Friday, December 17, 2004
The Agony and the Agony
This is a presentation of the story we created: The Real Game.
This is actually an example of How Not To Present.
1) Jenny handed out the booklet to all the parents beforehand. I asked her once to hand them out, but only after the presentation, so the parents can actually focus on the presenters. But I said this to her about a week ago. I guess I figured she wouldn't make lots of extra copies anyway. But she did and obviously that's what happened. While the kids were reading, the parents were paging and fumbling, eyes on paper and not once looking up the kids speaking.

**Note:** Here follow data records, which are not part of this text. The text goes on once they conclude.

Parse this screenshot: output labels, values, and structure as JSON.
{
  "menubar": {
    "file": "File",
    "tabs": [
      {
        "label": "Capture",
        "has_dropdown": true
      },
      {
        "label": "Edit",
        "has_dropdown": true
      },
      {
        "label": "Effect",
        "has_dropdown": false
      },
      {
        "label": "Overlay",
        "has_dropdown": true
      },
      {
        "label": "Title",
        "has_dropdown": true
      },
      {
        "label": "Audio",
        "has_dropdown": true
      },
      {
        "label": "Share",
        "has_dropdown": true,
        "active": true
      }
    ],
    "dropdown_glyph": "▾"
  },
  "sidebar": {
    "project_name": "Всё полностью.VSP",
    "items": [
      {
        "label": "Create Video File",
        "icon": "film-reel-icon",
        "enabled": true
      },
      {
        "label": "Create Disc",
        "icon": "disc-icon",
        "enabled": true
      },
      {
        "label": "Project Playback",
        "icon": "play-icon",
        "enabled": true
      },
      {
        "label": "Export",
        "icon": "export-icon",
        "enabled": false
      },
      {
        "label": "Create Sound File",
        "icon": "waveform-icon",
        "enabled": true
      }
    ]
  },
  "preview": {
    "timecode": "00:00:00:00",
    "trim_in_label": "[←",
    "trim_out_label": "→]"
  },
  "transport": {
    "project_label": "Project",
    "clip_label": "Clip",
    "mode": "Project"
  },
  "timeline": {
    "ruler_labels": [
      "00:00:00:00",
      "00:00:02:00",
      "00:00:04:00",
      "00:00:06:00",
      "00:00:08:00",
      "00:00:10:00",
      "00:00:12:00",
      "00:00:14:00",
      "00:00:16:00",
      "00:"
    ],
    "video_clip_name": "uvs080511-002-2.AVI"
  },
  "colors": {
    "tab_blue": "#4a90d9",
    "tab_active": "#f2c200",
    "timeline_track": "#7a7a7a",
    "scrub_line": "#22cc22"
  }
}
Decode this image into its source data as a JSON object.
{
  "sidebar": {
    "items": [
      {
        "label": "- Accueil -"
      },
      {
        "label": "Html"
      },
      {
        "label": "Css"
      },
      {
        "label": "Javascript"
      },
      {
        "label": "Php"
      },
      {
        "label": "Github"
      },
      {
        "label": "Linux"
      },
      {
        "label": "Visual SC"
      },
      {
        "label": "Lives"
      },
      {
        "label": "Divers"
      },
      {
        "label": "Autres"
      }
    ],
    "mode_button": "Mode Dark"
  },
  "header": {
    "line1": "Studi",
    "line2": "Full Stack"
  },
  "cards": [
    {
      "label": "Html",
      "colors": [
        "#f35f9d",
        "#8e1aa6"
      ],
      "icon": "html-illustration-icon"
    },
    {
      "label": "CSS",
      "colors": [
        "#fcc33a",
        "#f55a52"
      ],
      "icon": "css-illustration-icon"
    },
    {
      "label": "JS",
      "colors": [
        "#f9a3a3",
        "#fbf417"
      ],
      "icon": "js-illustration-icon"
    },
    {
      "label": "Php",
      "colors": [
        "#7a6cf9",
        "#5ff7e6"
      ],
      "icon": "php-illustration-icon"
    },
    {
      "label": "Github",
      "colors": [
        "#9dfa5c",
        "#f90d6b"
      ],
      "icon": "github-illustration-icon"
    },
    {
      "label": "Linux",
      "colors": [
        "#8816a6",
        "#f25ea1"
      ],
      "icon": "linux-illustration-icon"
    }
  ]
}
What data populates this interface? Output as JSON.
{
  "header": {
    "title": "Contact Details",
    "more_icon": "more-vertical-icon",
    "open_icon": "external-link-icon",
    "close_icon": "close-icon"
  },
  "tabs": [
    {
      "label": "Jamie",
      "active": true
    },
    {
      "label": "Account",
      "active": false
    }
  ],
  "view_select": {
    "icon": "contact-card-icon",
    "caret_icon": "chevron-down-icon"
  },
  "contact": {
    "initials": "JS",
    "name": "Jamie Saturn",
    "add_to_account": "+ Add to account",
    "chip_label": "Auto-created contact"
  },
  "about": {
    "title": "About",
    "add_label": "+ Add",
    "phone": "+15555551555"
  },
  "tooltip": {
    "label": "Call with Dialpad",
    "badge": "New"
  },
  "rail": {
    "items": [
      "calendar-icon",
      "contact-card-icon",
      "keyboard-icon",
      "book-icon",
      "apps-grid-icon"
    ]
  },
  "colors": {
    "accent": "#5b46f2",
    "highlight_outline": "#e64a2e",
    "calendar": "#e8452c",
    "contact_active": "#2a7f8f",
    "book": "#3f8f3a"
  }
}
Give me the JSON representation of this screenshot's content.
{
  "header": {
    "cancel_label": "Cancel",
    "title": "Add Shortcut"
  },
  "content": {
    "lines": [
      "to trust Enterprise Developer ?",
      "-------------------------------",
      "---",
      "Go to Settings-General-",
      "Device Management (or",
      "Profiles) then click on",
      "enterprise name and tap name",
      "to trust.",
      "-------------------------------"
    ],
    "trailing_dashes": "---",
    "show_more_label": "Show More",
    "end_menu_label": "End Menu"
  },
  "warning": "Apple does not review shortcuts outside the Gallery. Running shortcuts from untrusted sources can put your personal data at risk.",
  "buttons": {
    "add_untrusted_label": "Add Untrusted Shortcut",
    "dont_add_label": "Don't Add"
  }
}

2) The second thing was that no one could even hear them. They were reading a fair amount of text, and although we had a microphone, they weren't using it. If you can't hear something, how boring is that?
Once the presentation was over, I went into the room to see why they were still there. All of them looked really glum. Jenny said they were under the impression we were going to buy them pizza for their efforts. I was too sleepy to be annoyed. I did a lot of work for this class, basically pulled teeth to get anything done, and they didn't really contribute an awful lot, and here they were, wanting a big handout.
I was surprised and annoyed, but it barely caused a ficker on my How Much Is This Really Bothering You Meter.
I just said: "Have a great weekend and merry, merry Christmas."